We went into the kitchen, where Hauser was restocking the wood pile. “Charles,” I said softly, “if you could go back to Farside, would you? Even if it was dangerous?”

He stared at me for a long five or ten seconds, while it soaked through that I was serious. Then he turned white and started to shake, leaning against the wall to keep from falling down. I could honest to God feel his feelings. Nobody said anything for half a minute; then I told him I thought maybe I could get him through. “Arbel says it’s fine with him, and he thinks the council will allow it. Do you want to try?”

He nodded dumbly at me.

“Well then,” I said, and turned to Arbel. “Will you ask the council?”
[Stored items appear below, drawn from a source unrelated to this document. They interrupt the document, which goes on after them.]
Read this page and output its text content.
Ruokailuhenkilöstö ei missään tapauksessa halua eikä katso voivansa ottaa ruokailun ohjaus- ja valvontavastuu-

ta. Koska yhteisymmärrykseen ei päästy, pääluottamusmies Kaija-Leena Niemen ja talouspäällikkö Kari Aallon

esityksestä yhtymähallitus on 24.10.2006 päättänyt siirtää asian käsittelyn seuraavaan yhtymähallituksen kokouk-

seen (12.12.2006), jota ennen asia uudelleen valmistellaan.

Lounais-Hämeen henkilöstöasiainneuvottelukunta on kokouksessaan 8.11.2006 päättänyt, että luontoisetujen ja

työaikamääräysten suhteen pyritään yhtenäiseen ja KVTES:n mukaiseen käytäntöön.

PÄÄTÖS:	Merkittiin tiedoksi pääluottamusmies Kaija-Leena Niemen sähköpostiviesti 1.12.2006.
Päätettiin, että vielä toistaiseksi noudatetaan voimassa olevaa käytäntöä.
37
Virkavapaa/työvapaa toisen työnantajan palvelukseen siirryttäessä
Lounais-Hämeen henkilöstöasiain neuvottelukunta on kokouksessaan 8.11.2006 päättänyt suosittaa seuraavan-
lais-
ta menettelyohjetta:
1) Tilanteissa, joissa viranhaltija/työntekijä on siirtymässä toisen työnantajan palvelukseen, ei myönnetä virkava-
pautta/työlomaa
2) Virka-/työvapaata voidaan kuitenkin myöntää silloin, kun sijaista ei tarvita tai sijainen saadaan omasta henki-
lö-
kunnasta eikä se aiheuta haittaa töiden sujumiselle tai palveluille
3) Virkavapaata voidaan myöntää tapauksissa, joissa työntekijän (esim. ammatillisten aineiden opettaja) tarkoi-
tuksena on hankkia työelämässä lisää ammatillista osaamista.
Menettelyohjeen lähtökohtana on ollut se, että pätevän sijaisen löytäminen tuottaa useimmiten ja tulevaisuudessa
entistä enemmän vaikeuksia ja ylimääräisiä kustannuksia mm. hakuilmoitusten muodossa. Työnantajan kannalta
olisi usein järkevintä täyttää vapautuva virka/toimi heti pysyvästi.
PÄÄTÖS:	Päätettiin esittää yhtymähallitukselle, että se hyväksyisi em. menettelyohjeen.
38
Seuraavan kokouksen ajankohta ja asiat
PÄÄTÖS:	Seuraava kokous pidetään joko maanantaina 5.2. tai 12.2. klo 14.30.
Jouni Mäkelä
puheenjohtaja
Arbel asked the village headman that same day. The council met next evening, and what all might have been said, I didn’t hear, but the decision was that Hauser could go if the gate would take him. I went around to each councilman the day after that and thanked him. None of them seemed to think it was any big deal as long as Arbel was happy with it.

I felt pretty sure Vulkan’s magic could get him through okay, but I wanted to prepare him as much as I could. Like most people’s, Hauser’s aura showed some talent, more than most, but nothing like an ylf, for example.

I put myself in a meditation trance and had Arbel ask me to remember everything Varia’d done when she spelled me the first two times. The drills I could remember without any trance.

Working with Hauser was good training for me. The first time I felt a little spooked to do it, and afterward I wasn’t sure we’d accomplished anything. I did the first spell, and the instructions and questions that went with it, three nights in a row. Then, with him in a shallow spell again, I taught him to meditate. That seemed to pick it up. On later evenings I drilled him, and we could see him start changing.